Staatliche Münzsammlung München

Beschreibung

Vorderseite: Aufschrift "ΓΟΥΛ ΔΟΜ - ΝΑ ϹΕΒΑϹ"; Drapierte Büste nach rechts. Außen Schriftkreis.

Rückseite: Aufschrift "ΓΕΡ - ΜΑΝΙΚΟ - ΠΟΛΕΩϹ ΕϹΤΙΑϹ Im Abschnitt: ΘΕΩΝ"; Aphrodite kniet nach rechts, hinter ihr Eros. Im Abschnitt und außen Schrift.

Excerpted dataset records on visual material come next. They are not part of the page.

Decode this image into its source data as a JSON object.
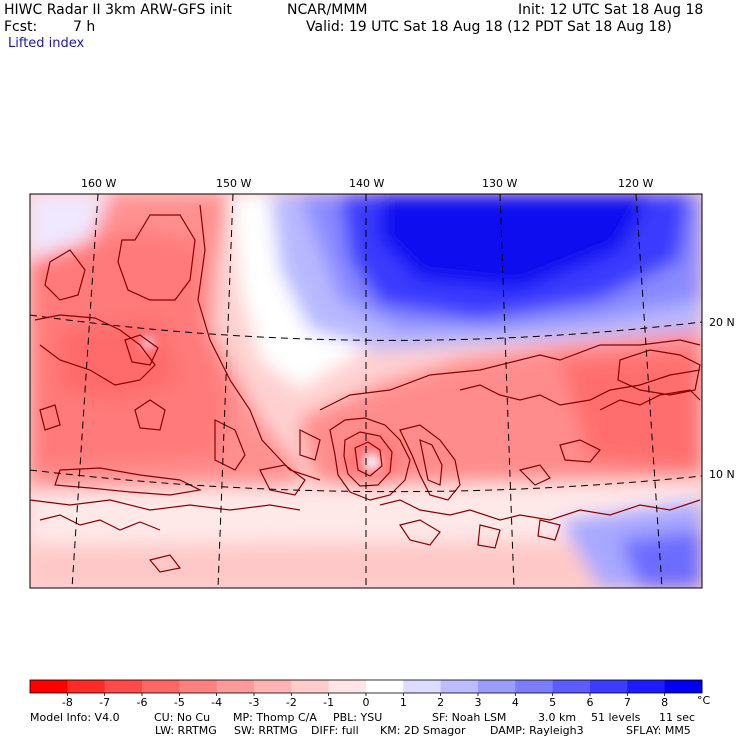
{
  "header": {
    "title_left": "HIWC Radar II 3km ARW-GFS init",
    "source": "NCAR/MMM",
    "init": "Init: 12 UTC Sat 18 Aug 18",
    "fcst_label": "Fcst:",
    "fcst_value": "7 h",
    "valid": "Valid: 19 UTC Sat 18 Aug 18 (12 PDT Sat 18 Aug 18)",
    "field": "Lifted index"
  },
  "map": {
    "lon_labels": [
      "160 W",
      "150 W",
      "140 W",
      "130 W",
      "120 W"
    ],
    "lat_labels": [
      "20 N",
      "10 N"
    ],
    "colors": {
      "contour": "#8b0000",
      "grid": "#000000"
    }
  },
  "colorbar": {
    "ticks": [
      "-8",
      "-7",
      "-6",
      "-5",
      "-4",
      "-3",
      "-2",
      "-1",
      "0",
      "1",
      "2",
      "3",
      "4",
      "5",
      "6",
      "7",
      "8"
    ],
    "unit": "°C",
    "colors": [
      "#ff0000",
      "#ff2a2a",
      "#ff4a4a",
      "#ff6666",
      "#ff8080",
      "#ff9a9a",
      "#ffb3b3",
      "#ffcccc",
      "#ffe6e6",
      "#ffffff",
      "#dcdcff",
      "#bcbcff",
      "#9c9cff",
      "#7c7cff",
      "#5c5cff",
      "#3c3cff",
      "#1c1cff",
      "#0000ee"
    ]
  },
  "footer": {
    "line1": [
      "Model Info: V4.0",
      "CU: No Cu",
      "MP: Thomp C/A",
      "PBL: YSU",
      "SF: Noah LSM",
      "3.0 km",
      "51 levels",
      "11 sec"
    ],
    "line2": [
      "LW: RRTMG",
      "SW: RRTMG",
      "DIFF: full",
      "KM: 2D Smagor",
      "DAMP: Rayleigh3",
      "SFLAY: MM5"
    ]
  }
}
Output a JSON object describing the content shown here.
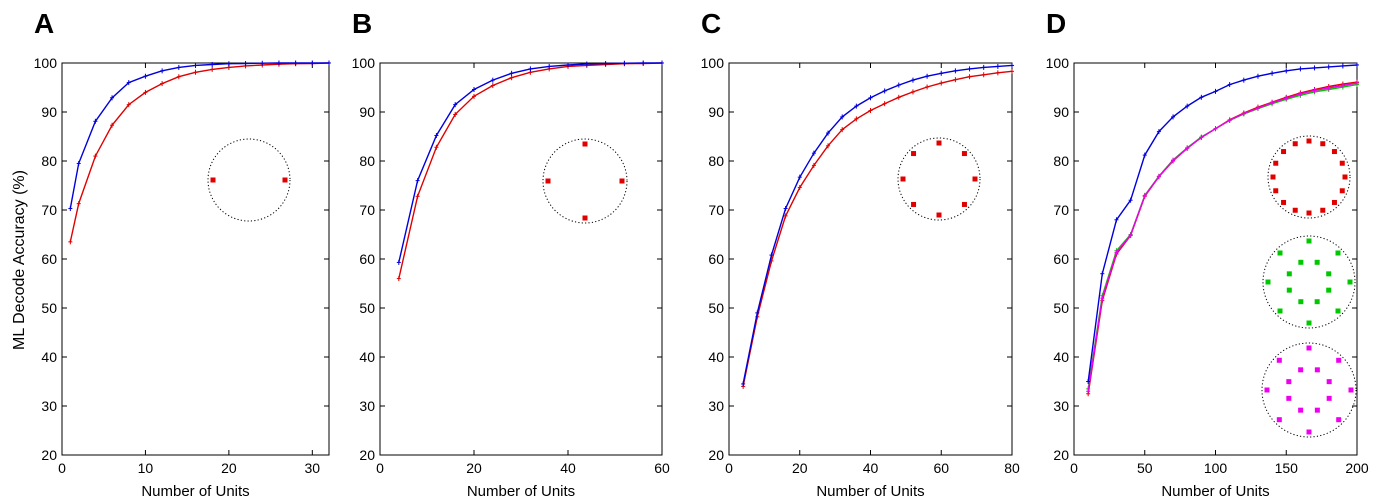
{
  "ylabel": "ML Decode Accuracy (%)",
  "colors": {
    "blue": "#0000dd",
    "red": "#e00000",
    "green": "#00c800",
    "magenta": "#ee00ee",
    "axis": "#000000"
  },
  "chart_data": [
    {
      "type": "line",
      "panel_label": "A",
      "xlabel": "Number of Units",
      "ylabel": "ML Decode Accuracy (%)",
      "xlim": [
        0,
        32
      ],
      "ylim": [
        20,
        100
      ],
      "xticks": [
        0,
        10,
        20,
        30
      ],
      "yticks": [
        20,
        30,
        40,
        50,
        60,
        70,
        80,
        90,
        100
      ],
      "series": [
        {
          "color": "blue",
          "x": [
            1,
            2,
            4,
            6,
            8,
            10,
            12,
            14,
            16,
            18,
            20,
            22,
            24,
            26,
            28,
            30,
            32
          ],
          "y": [
            70.3,
            79.5,
            88.1,
            92.9,
            96.0,
            97.3,
            98.4,
            99.1,
            99.5,
            99.7,
            99.85,
            99.9,
            99.95,
            100,
            100,
            100,
            100
          ]
        },
        {
          "color": "red",
          "x": [
            1,
            2,
            4,
            6,
            8,
            10,
            12,
            14,
            16,
            18,
            20,
            22,
            24,
            26,
            28,
            30,
            32
          ],
          "y": [
            63.5,
            71.3,
            81.0,
            87.3,
            91.5,
            94.0,
            95.8,
            97.2,
            98.1,
            98.7,
            99.1,
            99.4,
            99.6,
            99.75,
            99.85,
            99.9,
            100
          ]
        }
      ],
      "insets": [
        {
          "color": "red",
          "n": 2,
          "rings": 1
        }
      ]
    },
    {
      "type": "line",
      "panel_label": "B",
      "xlabel": "Number of Units",
      "ylabel": "",
      "xlim": [
        0,
        60
      ],
      "ylim": [
        20,
        100
      ],
      "xticks": [
        0,
        20,
        40,
        60
      ],
      "yticks": [
        20,
        30,
        40,
        50,
        60,
        70,
        80,
        90,
        100
      ],
      "series": [
        {
          "color": "blue",
          "x": [
            4,
            8,
            12,
            16,
            20,
            24,
            28,
            32,
            36,
            40,
            44,
            48,
            52,
            56,
            60
          ],
          "y": [
            59.3,
            76.0,
            85.2,
            91.5,
            94.6,
            96.5,
            97.9,
            98.8,
            99.3,
            99.6,
            99.8,
            99.9,
            99.95,
            100,
            100
          ]
        },
        {
          "color": "red",
          "x": [
            4,
            8,
            12,
            16,
            20,
            24,
            28,
            32,
            36,
            40,
            44,
            48,
            52,
            56,
            60
          ],
          "y": [
            56.0,
            72.8,
            82.8,
            89.5,
            93.2,
            95.4,
            97.0,
            98.1,
            98.8,
            99.3,
            99.5,
            99.7,
            99.85,
            99.9,
            100
          ]
        }
      ],
      "insets": [
        {
          "color": "red",
          "n": 4,
          "rings": 1
        }
      ]
    },
    {
      "type": "line",
      "panel_label": "C",
      "xlabel": "Number of Units",
      "ylabel": "",
      "xlim": [
        0,
        80
      ],
      "ylim": [
        20,
        100
      ],
      "xticks": [
        0,
        20,
        40,
        60,
        80
      ],
      "yticks": [
        20,
        30,
        40,
        50,
        60,
        70,
        80,
        90,
        100
      ],
      "series": [
        {
          "color": "blue",
          "x": [
            4,
            8,
            12,
            16,
            20,
            24,
            28,
            32,
            36,
            40,
            44,
            48,
            52,
            56,
            60,
            64,
            68,
            72,
            76,
            80
          ],
          "y": [
            34.5,
            49.0,
            60.8,
            70.3,
            76.7,
            81.6,
            85.7,
            89.0,
            91.2,
            92.9,
            94.3,
            95.5,
            96.5,
            97.3,
            97.9,
            98.4,
            98.8,
            99.1,
            99.3,
            99.5
          ]
        },
        {
          "color": "red",
          "x": [
            4,
            8,
            12,
            16,
            20,
            24,
            28,
            32,
            36,
            40,
            44,
            48,
            52,
            56,
            60,
            64,
            68,
            72,
            76,
            80
          ],
          "y": [
            34.0,
            48.2,
            59.6,
            68.8,
            74.6,
            79.1,
            83.1,
            86.4,
            88.6,
            90.3,
            91.7,
            93.0,
            94.1,
            95.1,
            95.9,
            96.6,
            97.2,
            97.6,
            98.0,
            98.3
          ]
        }
      ],
      "insets": [
        {
          "color": "red",
          "n": 8,
          "rings": 1
        }
      ]
    },
    {
      "type": "line",
      "panel_label": "D",
      "xlabel": "Number of Units",
      "ylabel": "",
      "xlim": [
        0,
        200
      ],
      "ylim": [
        20,
        100
      ],
      "xticks": [
        0,
        50,
        100,
        150,
        200
      ],
      "yticks": [
        20,
        30,
        40,
        50,
        60,
        70,
        80,
        90,
        100
      ],
      "series": [
        {
          "color": "blue",
          "x": [
            10,
            20,
            30,
            40,
            50,
            60,
            70,
            80,
            90,
            100,
            110,
            120,
            130,
            140,
            150,
            160,
            170,
            180,
            190,
            200
          ],
          "y": [
            35.0,
            57.0,
            68.0,
            72.0,
            81.2,
            86.0,
            89.0,
            91.2,
            93.0,
            94.2,
            95.6,
            96.5,
            97.3,
            97.9,
            98.4,
            98.8,
            99.0,
            99.2,
            99.4,
            99.6
          ]
        },
        {
          "color": "red",
          "x": [
            10,
            20,
            30,
            40,
            50,
            60,
            70,
            80,
            90,
            100,
            110,
            120,
            130,
            140,
            150,
            160,
            170,
            180,
            190,
            200
          ],
          "y": [
            32.5,
            51.5,
            61.0,
            64.8,
            72.8,
            76.8,
            80.0,
            82.6,
            84.8,
            86.6,
            88.4,
            89.8,
            91.0,
            92.0,
            93.0,
            93.9,
            94.6,
            95.2,
            95.7,
            96.1
          ]
        },
        {
          "color": "green",
          "x": [
            10,
            20,
            30,
            40,
            50,
            60,
            70,
            80,
            90,
            100,
            110,
            120,
            130,
            140,
            150,
            160,
            170,
            180,
            190,
            200
          ],
          "y": [
            33.5,
            52.5,
            61.7,
            65.0,
            73.0,
            76.9,
            80.2,
            82.7,
            84.9,
            86.6,
            88.3,
            89.6,
            90.7,
            91.7,
            92.6,
            93.4,
            94.1,
            94.6,
            95.1,
            95.6
          ]
        },
        {
          "color": "magenta",
          "x": [
            10,
            20,
            30,
            40,
            50,
            60,
            70,
            80,
            90,
            100,
            110,
            120,
            130,
            140,
            150,
            160,
            170,
            180,
            190,
            200
          ],
          "y": [
            33.0,
            52.0,
            61.3,
            64.9,
            72.9,
            76.8,
            80.1,
            82.6,
            84.8,
            86.6,
            88.3,
            89.7,
            90.8,
            91.9,
            92.8,
            93.7,
            94.4,
            94.9,
            95.4,
            95.9
          ]
        }
      ],
      "insets": [
        {
          "color": "red",
          "n": 16,
          "rings": 1
        },
        {
          "color": "green",
          "n": 16,
          "rings": 2
        },
        {
          "color": "magenta",
          "n": 16,
          "rings": 2
        }
      ]
    }
  ]
}
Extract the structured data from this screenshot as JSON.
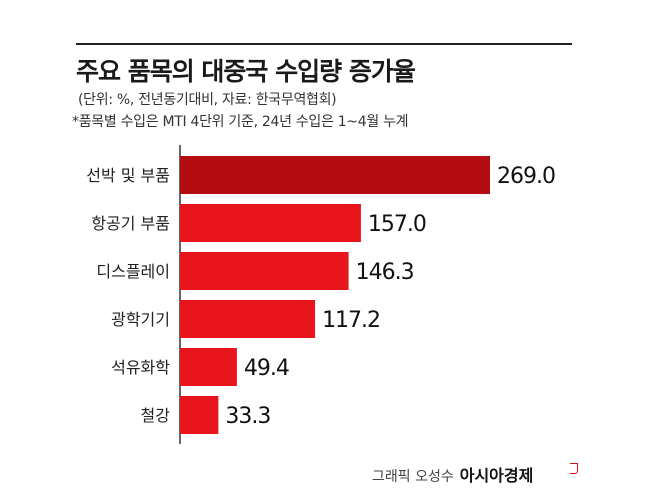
{
  "header": {
    "title": "주요 품목의 대중국 수입량 증가율",
    "subtitle_1": "(단위: %, 전년동기대비, 자료: 한국무역협회)",
    "subtitle_2": "*품목별 수입은 MTI 4단위 기준, 24년 수입은 1~4월 누계"
  },
  "chart_data": {
    "type": "bar",
    "orientation": "horizontal",
    "categories": [
      "선박 및 부품",
      "항공기 부품",
      "디스플레이",
      "광학기기",
      "석유화학",
      "철강"
    ],
    "values": [
      269.0,
      157.0,
      146.3,
      117.2,
      49.4,
      33.3
    ],
    "data_labels": [
      "269.0",
      "157.0",
      "146.3",
      "117.2",
      "49.4",
      "33.3"
    ],
    "xlim": [
      0,
      269.0
    ],
    "grid": false,
    "legend": "none",
    "colors": {
      "highlight": "#b30d12",
      "bar": "#e8151c",
      "axis": "#333333"
    }
  },
  "credit": {
    "author": "그래픽 오성수",
    "brand": "아시아경제"
  }
}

Septimius Severus war der erste aus Afrika stammende römische Kaiser. Er konnte 193 als Sieger aus dem zweiten Vierkaiserjahr, nach der Ermordung des Commodus hervorgehen. Seine Herrschaft war geprägt durch Eroberungen im Osten des Reichs und die militärische Stabilisierung des Imperiums. Dabei knüpfte er sowohl an Mark Aurel als auch an Traian an, die den Zeitgenossen als gute und erfolgreiche Kaiser galten. Er starb nach 18 Jahren an der Regierung im heutigen York. Diese Bronzemünze entstand in der heutigen Türkei. In den ersten 300 Jahren n. Chr. war es üblich, dass Städte im östlichen Teil des Imperiums Bronzemünzen für den lokalen Geldumlauf prägten. Dabei waren sie in Gewicht, Größe und Bildauswahl in keiner Weise an die reichsrömische Prägung gebunden. Die Stadt Germanikopolis, das heutige Çankırı in Anatolien, ließ die Kaiserin auf die Vorderseite prägen, während die Rückseite den Namen der Stadt trug. Die Rückseite war der Göttin Aphrodite vorbehalten. Sie wurde hier in Begleitung eines kleinen Eros abgebildet.